NDA: When a Company Tries to Buy Your Silence

Consumers May Be Asked to Sign Non-Disclosure or Confidentiality Agreements in Exchange for Refunds

What to Know

  • Businesses may require consumers to sign a non-disclosure or confidentiality agreement before offering a refund or compensation
  • Consumers have the right to ask for additional compensation in exchange for their silence
  • Consumers may want to consult a legal expert before signing a confidentiality agreement

NBC Bay Area responds to consumer complaints and holds companies accountable. But some businesses are firing back, and silencing the consumers we assist.

Our stories are often about issues with products or services; the frustrated people who paid for them; and how we helped. This story is about consumer disputes, too:

  • Faulty solar panels costing $25,000
  • A shady used car deal worth $15,000
  • Bad hearing aids to the tune of $9,000

But you won't be reading about any of those consumers. They had to sign a confidentiality agreement, sometimes called a non-disclosure agreement or NDA, to get their refunds.

That meant no TV interview, no posts on social media -- not even a word to their friends and neighbors.

Attorney Scott Kaufman sues automakers. Like us, he's seen companies hushing more consumers. "It's horrible," Kaufman said. "What they're saying is 'Look, we've been cheating people and hurting people, but we don't want anyone to know.'"
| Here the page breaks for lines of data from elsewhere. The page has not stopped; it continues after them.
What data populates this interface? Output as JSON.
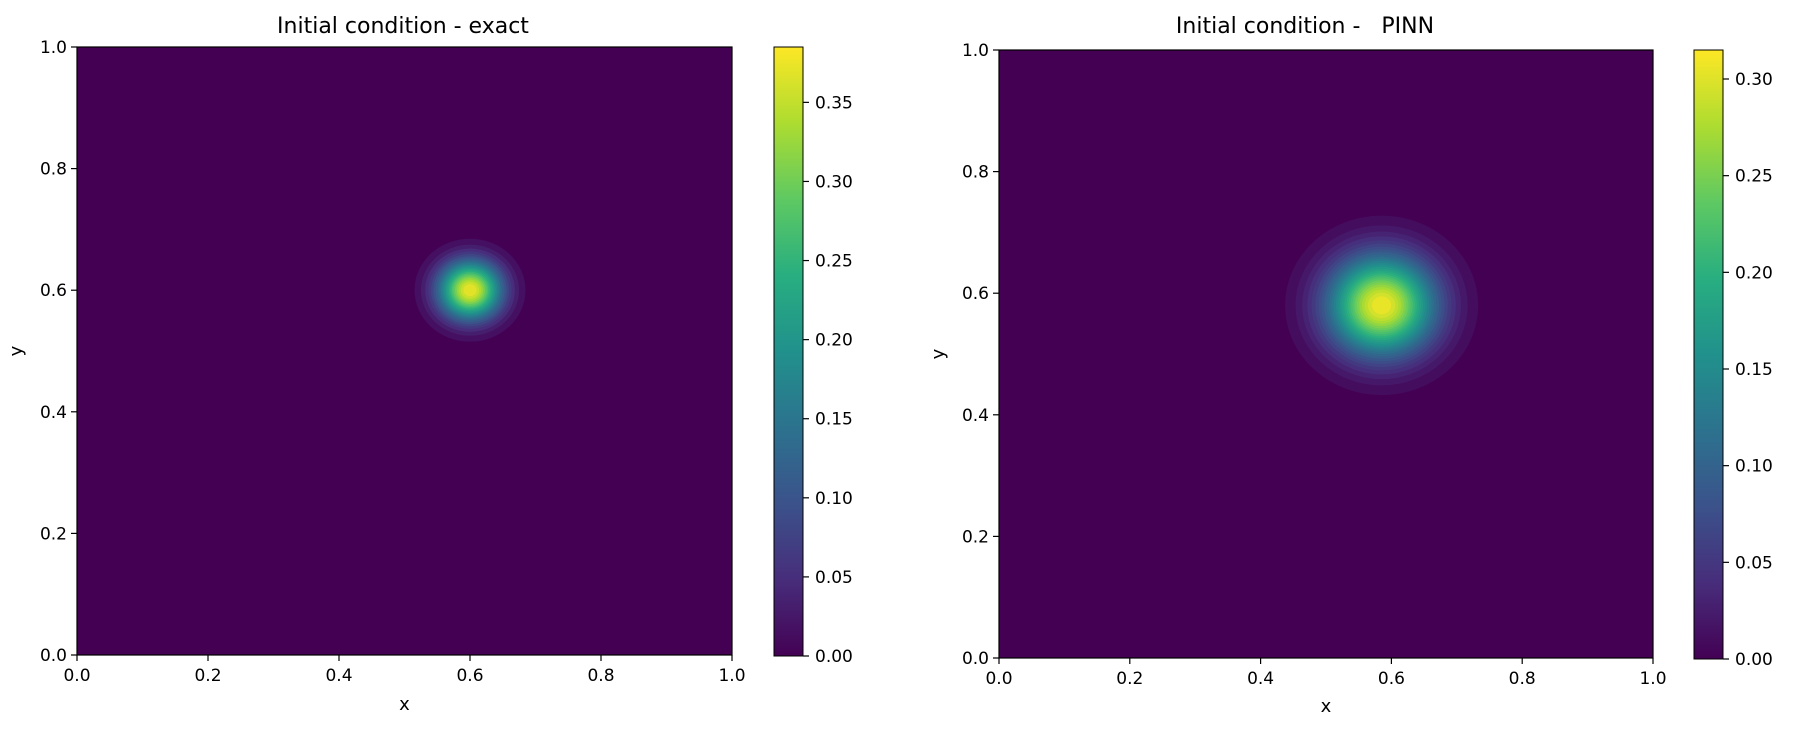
{
  "chart_data": [
    {
      "type": "heatmap",
      "title": "Initial condition - exact",
      "xlabel": "x",
      "ylabel": "y",
      "xlim": [
        0,
        1
      ],
      "ylim": [
        0,
        1
      ],
      "x_ticks": [
        "0.0",
        "0.2",
        "0.4",
        "0.6",
        "0.8",
        "1.0"
      ],
      "y_ticks": [
        "0.0",
        "0.2",
        "0.4",
        "0.6",
        "0.8",
        "1.0"
      ],
      "colormap": "viridis",
      "colorbar": {
        "min": 0.0,
        "max": 0.385,
        "ticks": [
          0.0,
          0.05,
          0.1,
          0.15,
          0.2,
          0.25,
          0.3,
          0.35
        ],
        "tick_labels": [
          "0.00",
          "0.05",
          "0.10",
          "0.15",
          "0.20",
          "0.25",
          "0.30",
          "0.35"
        ]
      },
      "field": {
        "shape": "gaussian-bump, compact support",
        "center": [
          0.6,
          0.6
        ],
        "peak": 0.385,
        "radius": 0.095
      }
    },
    {
      "type": "heatmap",
      "title": "Initial condition -   PINN",
      "xlabel": "x",
      "ylabel": "y",
      "xlim": [
        0,
        1
      ],
      "ylim": [
        0,
        1
      ],
      "x_ticks": [
        "0.0",
        "0.2",
        "0.4",
        "0.6",
        "0.8",
        "1.0"
      ],
      "y_ticks": [
        "0.0",
        "0.2",
        "0.4",
        "0.6",
        "0.8",
        "1.0"
      ],
      "colormap": "viridis",
      "colorbar": {
        "min": 0.0,
        "max": 0.315,
        "ticks": [
          0.0,
          0.05,
          0.1,
          0.15,
          0.2,
          0.25,
          0.3
        ],
        "tick_labels": [
          "0.00",
          "0.05",
          "0.10",
          "0.15",
          "0.20",
          "0.25",
          "0.30"
        ]
      },
      "field": {
        "shape": "gaussian-bump, smooth tails",
        "center": [
          0.585,
          0.58
        ],
        "peak": 0.315,
        "radius": 0.16
      }
    }
  ]
}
Kaufman says agreeing to keep quiet forever puts the crosshairs on the consumer who agrees to the NDA.

"If you ever say anything to anybody," it could lead to legal trouble, Kaufman said. "What if you never did, and they say that you did?  They can still sue you. You've got to hire a lawyer. It'll cost a fortune."

If you're ever faced with non-disclosure, what can you do about it?  Santa Clara University law professor Anna Han says consumers may be able to negotiate. Confidentiality is sometimes just one part of a written settlement.

"If you think about it, all this is to the benefit of the company," Han said. "The consumer can say, 'I won't agree to this provision.' You can cross it out. You can initial it, have the other party initial it -- it's no longer in the contract."

It's possible a business might still insist on confidentiality. University of San Francisco law professor Robert Talbot says this is where consumers can determine how much their silence is worth.

"Depends on the money," Talbot said. "Depends on how mad I am."

Kaufman agrees. He says consumers should tell the company to pay them above and beyond the refund -- in exchange for their silence.

"Ask for maybe $10,000 to sign [an NDA]", he said.

In addition to cash, Kaufman says consumers should weigh whether they're also signing away their right to file a complaint with the government. New consumer protection laws arise from consumers' reports to regulators. Han says consumers could be signing away their chance to warn others about a defective product or a deceptive service.

"If it turns into something more than your particular case, like a massive class-action or a real product liability situation, you're silenced," Han said. "The manufacturer gets away with things that perhaps they shouldn't."

Attorneys we spoke with offered differing opinions, but they all agree on this: Get expert advice. If you're asked to keep something confidential, you probably want to have a lawyer look at it to make sure your silence is in your best interest.